Two Indian residents from Hilltown Township spoke about names that were skipped for public comment at the last board meeting because they were too difficult for the district solicitor to read or pronounce. (This was especially awkward after Bolton admitted during his superintendent’s report that he forgot to acknowledge Diwali this year.) “I know these may not be anglo-saxon names,” the first speaker, a father of two Pennridge students, said, “but I can confidently stand here today and say that there’s hardly anyone in this room that cannot pronounce Mr. Patel, who was here, who was not called up to make public comment” (45:02). He added, “Diversity enriches the educational experience… [It]challenges stereotype misconceptions. It encourages critical thinking, and it helps students learn to communicate effectively with people of diverse and varied backgrounds. So I would like to encourage the board to think through diversity and inclusion and what that looks like.”
The second speaker, whose name was also skipped by the district solicitor during public comment last month due to it being difficult to read, said she “felt the bias,” and that it seemed as though “the other board members were completely okay with it; they were just spectators and were perhaps okay with someone representing them displaying non-inclusion of some community members” (47:27). Joan interjected to say that the reason the speaker was actually skipped was that she had written Chalfont as her municipality, so they believed she was from Central Bucks and therefore could be denied permission to speak. (This is interesting not only because residents of Central Bucks have been permitted to speak at meetings in the past, but also seeing as Cullen herself has a Souderton mailing address and should be aware that not all Pennridge mailing addresses are within its eight municipalities.)
Most of the several remaining speakers addressed DEI in some form, including one member of CommUnity, who said she’s emailed every board member asking questions about the direction of the committee, and has “not gotten a single evidence-based response, just opinions and beliefs,” (55:14), and another who wanted to know why the data Dr. Bolton had just spoken of had not been made available to the committee right at its inception. Three other residents expressed similar sentiments about DEI, citing the board’s denial of the existence of systemic racism, and board member Christine Batycki’s comment at the last general meeting that celebrating Martin Luther King Day in our classrooms shows that Pennridge is not a racist district, which the speaker called a “condescending, arrogant thing to say,” (1:00:57).

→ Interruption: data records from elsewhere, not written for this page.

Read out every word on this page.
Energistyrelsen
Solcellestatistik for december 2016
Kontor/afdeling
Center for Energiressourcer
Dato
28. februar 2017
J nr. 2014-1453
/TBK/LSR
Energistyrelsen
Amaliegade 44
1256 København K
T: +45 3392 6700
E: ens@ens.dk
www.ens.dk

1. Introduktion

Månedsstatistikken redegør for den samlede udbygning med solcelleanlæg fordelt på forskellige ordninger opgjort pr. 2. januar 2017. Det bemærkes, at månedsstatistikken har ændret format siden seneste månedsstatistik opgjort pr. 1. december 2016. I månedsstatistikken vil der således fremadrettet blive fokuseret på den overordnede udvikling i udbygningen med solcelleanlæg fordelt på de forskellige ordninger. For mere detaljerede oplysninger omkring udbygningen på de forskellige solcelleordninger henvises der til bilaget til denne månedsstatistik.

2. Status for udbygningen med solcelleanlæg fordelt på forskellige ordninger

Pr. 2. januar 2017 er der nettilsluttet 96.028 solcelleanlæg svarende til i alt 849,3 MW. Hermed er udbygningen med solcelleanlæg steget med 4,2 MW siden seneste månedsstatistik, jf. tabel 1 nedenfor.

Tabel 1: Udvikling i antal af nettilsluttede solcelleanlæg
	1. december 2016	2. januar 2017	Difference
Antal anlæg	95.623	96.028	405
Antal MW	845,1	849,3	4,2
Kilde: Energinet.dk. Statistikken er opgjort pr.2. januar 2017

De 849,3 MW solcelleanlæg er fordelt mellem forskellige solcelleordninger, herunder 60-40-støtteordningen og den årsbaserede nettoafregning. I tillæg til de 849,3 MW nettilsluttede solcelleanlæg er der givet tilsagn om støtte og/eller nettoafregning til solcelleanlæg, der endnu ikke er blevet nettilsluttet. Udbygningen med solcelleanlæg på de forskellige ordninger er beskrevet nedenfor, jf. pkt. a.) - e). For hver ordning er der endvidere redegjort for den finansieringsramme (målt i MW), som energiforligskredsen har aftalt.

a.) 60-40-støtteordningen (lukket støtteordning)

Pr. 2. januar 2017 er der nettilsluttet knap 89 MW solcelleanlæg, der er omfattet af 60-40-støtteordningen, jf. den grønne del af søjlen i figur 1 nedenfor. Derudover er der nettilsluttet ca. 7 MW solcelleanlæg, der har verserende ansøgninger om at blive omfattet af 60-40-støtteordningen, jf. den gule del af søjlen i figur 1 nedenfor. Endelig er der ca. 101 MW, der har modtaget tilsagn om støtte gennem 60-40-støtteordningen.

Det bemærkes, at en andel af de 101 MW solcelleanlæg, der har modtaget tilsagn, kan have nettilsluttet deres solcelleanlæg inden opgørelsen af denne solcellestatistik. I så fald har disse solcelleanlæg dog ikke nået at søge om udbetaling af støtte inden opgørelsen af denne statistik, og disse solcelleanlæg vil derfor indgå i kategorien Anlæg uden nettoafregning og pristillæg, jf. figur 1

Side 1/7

Only two speakers spoke in defense of the district’s stance on DEI, one of whom is a Pennridge graduate who said she’s never seen problems in the district. “Just because they say it, doesn’t make it true,” she said of people who have shared stories, experiences, and statistics on racism in the months since DEI was shut down. Her comment very much harkened back to Cullen’s assertion that because her family has had no problems in Pennridge, there must not be any.
The next school board meeting will be on Monday, April 25th, 2022.